Calculate the volume of oxygen at 10 degrees Celsius and 1.6 atm pressure that can be produced by decomposing 128g of hydrogen peroxide
To calculate the volume of oxygen produced by decomposing hydrogen peroxide, you need to use the ideal gas law equation:
PV = nRT
Where:
P = pressure (in atm)
V = volume (in liters)
n = number of moles of gas
R = ideal gas constant (0.0821 L·atm/mol·K)

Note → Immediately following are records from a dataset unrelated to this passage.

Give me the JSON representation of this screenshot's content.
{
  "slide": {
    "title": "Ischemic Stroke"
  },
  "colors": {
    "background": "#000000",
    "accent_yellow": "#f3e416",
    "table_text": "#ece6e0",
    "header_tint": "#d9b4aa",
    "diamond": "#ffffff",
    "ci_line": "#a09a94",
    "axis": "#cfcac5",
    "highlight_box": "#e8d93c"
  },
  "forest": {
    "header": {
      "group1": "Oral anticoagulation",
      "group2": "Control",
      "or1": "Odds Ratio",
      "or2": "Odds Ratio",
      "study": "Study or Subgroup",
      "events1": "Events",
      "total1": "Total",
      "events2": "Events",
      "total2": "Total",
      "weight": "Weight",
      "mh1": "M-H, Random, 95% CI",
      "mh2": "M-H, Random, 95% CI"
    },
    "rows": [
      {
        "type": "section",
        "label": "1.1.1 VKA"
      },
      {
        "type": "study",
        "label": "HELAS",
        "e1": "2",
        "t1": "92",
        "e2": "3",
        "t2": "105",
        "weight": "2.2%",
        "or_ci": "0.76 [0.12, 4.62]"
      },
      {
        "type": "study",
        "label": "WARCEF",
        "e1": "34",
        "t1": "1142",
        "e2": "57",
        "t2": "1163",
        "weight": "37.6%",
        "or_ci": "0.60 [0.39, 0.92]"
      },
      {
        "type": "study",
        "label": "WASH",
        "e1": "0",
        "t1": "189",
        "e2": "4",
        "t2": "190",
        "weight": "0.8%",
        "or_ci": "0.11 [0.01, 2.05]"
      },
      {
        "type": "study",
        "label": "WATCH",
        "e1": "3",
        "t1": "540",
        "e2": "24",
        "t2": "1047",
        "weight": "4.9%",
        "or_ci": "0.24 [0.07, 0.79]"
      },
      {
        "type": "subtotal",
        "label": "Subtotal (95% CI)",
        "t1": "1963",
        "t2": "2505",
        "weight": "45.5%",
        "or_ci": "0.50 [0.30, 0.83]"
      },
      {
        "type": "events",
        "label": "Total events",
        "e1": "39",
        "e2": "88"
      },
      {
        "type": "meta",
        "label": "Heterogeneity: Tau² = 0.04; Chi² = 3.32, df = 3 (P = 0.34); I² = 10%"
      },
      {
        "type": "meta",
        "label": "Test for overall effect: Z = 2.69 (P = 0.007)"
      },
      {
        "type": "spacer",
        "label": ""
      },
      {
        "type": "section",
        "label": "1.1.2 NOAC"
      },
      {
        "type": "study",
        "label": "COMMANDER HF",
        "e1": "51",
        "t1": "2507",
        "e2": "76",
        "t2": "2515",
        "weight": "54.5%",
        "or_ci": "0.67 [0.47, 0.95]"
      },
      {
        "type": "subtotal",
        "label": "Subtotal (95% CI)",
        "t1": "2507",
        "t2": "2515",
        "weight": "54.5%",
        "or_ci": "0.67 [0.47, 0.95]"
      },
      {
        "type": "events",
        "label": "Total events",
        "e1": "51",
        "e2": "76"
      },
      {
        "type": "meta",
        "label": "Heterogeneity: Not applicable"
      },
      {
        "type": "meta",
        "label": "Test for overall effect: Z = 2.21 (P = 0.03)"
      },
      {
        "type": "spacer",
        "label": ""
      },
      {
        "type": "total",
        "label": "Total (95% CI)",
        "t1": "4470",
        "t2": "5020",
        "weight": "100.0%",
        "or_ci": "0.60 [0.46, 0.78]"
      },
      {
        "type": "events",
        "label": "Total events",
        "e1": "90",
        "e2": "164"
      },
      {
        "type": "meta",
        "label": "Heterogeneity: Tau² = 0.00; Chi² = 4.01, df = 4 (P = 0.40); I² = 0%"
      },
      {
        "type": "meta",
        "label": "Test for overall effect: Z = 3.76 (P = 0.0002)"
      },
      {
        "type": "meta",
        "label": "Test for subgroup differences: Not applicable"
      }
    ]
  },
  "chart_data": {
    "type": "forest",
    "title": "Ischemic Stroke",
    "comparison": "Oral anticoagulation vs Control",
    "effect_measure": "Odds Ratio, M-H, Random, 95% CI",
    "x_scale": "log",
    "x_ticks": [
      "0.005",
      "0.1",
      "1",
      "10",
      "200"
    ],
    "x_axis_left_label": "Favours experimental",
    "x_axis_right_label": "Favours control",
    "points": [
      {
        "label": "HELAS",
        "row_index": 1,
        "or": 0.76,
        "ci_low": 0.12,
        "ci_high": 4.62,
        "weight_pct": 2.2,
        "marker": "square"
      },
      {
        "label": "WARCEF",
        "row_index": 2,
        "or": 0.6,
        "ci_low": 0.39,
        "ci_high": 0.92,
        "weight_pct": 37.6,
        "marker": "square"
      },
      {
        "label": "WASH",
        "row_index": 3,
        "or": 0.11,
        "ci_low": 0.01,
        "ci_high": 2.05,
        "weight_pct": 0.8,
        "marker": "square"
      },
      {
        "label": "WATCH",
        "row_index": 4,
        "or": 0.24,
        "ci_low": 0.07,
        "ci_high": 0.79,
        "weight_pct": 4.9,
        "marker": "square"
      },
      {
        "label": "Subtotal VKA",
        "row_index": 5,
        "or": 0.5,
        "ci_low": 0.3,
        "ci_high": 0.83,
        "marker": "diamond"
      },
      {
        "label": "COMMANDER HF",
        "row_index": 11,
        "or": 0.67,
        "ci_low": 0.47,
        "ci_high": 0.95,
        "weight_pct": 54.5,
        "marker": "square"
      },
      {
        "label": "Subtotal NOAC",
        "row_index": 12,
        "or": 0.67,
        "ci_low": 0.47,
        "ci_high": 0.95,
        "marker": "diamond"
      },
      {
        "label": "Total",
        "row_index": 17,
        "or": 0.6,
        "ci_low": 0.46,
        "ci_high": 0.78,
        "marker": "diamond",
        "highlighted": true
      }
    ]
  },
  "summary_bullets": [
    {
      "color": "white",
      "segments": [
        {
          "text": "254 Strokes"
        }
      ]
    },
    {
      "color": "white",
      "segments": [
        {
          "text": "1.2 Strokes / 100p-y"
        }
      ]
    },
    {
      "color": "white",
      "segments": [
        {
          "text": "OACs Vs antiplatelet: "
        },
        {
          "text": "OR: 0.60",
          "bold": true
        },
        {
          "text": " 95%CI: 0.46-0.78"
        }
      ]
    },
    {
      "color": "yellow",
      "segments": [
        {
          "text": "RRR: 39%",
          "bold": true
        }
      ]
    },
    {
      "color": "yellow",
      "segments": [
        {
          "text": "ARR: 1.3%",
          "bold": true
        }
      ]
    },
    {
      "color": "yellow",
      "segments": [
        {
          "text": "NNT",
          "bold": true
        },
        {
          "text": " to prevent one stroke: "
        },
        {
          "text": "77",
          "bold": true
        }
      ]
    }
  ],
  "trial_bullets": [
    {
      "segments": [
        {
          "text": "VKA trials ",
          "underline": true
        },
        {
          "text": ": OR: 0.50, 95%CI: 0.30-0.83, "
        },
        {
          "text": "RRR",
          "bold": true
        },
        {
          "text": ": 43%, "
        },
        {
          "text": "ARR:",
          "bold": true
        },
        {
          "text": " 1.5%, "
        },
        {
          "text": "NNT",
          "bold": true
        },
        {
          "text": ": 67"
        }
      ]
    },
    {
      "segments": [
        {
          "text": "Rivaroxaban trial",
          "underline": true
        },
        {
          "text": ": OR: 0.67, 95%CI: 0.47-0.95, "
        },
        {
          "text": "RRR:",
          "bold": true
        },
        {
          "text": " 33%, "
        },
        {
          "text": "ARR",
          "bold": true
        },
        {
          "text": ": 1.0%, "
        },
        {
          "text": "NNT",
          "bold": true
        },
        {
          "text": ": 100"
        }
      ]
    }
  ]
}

T = temperature (in Kelvin)
We'll first convert the given Celsius temperature to Kelvin:
T(K) = T(°C) + 273.15
So, T(K) = 10 + 273.15 = 283.15 K
Next, we need to calculate the number of moles of oxygen produced from the given mass of hydrogen peroxide. Hydrogen peroxide (H2O2) decomposes into water (H2O) and oxygen (O2) according to the following balanced equation:
2 H2O2 -> 2 H2O + O2
The molar mass of hydrogen peroxide is 34.02 g/mol, so the number of moles can be calculated as follows:
n = mass / molar mass
n = 128 g / 34.02 g/mol ≈ 3.764 mol
Now, we can substitute the values into the ideal gas law equation:
PV = nRT
V = (nRT) / P
V = (3.764 mol)(0.0821 L·atm/mol·K)(283.15 K) / 1.6 atm
V ≈ 13.01 L
Therefore, the volume of oxygen that can be produced by decomposing 128g of hydrogen peroxide at 10 degrees Celsius and 1.6 atm pressure is approximately 13.01 liters.